Je ne vous aime point, Monsieur; vous m'avez fait les maux qui pouvaient m'être les plus sensibles, à moi votre disciple et votre enthousiaste. Vous avez perdu Genève pour le prix de l'asile que y avez reçu; vous avez aliéné de moi mes concitoyens pour le prix des applaudissements que je vous ai prodigués parmi eux : c'est vous qui me rendez le séjour de mon pays insupportable; c'est vous qui me ferez mourir en terre étrangère, privé de toutes les consolations des mourants, et jeté pour tout honneur dans une voirie, tandis que tous les honneurs qu'un homme peut attendre vous accompagneront dans mon pays. Je vous hais, enfin, puisque vous l'avez voulu; mais je vous hais en homme encore plus digne de vous aimer si vous l'aviez voulu. De tous les sentiments dont mon cœur était pénétré pour vous, il n'y reste que l'admiration qu'on ne peut refuser à votre beau génie et l'amour de vos écrits. Si je ne puis honorer en vous que vos talents, ce n'est pas ma faute.

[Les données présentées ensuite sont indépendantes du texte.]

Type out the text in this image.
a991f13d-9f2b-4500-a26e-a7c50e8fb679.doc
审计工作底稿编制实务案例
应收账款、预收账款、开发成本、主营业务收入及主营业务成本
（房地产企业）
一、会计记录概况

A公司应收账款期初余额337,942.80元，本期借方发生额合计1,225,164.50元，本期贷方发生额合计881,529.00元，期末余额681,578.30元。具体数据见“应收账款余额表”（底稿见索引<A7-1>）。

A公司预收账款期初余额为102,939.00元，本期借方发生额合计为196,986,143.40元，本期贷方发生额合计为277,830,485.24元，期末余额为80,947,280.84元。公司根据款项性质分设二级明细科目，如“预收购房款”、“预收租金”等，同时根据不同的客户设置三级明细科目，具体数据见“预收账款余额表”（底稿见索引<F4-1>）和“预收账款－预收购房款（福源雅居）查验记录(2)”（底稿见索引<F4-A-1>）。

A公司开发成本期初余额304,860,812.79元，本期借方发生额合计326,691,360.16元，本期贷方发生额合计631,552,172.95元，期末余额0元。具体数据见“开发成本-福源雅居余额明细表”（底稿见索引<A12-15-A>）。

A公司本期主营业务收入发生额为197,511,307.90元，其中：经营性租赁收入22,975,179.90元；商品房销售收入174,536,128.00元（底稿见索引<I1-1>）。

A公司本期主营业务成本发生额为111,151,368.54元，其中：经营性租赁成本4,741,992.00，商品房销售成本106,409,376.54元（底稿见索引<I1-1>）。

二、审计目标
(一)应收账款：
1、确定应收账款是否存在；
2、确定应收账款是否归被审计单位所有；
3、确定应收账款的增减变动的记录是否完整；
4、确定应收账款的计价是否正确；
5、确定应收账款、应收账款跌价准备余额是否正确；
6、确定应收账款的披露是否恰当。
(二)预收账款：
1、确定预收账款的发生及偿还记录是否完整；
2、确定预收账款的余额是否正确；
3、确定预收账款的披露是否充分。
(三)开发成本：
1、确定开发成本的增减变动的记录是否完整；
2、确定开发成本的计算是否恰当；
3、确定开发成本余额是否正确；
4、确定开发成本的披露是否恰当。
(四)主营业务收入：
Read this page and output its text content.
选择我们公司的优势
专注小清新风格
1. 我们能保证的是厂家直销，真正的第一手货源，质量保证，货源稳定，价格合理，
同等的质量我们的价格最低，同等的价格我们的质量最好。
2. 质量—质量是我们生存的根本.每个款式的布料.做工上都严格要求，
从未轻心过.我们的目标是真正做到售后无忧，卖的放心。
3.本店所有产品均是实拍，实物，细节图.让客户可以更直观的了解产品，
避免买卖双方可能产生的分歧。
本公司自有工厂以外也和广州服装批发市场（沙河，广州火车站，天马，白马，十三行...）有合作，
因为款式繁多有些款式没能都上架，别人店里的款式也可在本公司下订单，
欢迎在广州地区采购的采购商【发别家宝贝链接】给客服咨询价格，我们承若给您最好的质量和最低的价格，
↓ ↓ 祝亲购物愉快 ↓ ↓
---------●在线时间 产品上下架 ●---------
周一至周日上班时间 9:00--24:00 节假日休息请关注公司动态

Je ne manquerai jamais au respect qui leur est dû ni aux procédés que ce respect exige.

Et vois-tu, cher Philippe, je donnerais dix ans de ma vie pour avoir été l'auteur de cette incroyable sentence : je vous hais, enfin, puisque vous l'avez voulu; mais je vous hais en femme encore plus digne de vous aimer si vous l'aviez voulu.

Puissé-je n'avoir jamais à te la jeter au visage.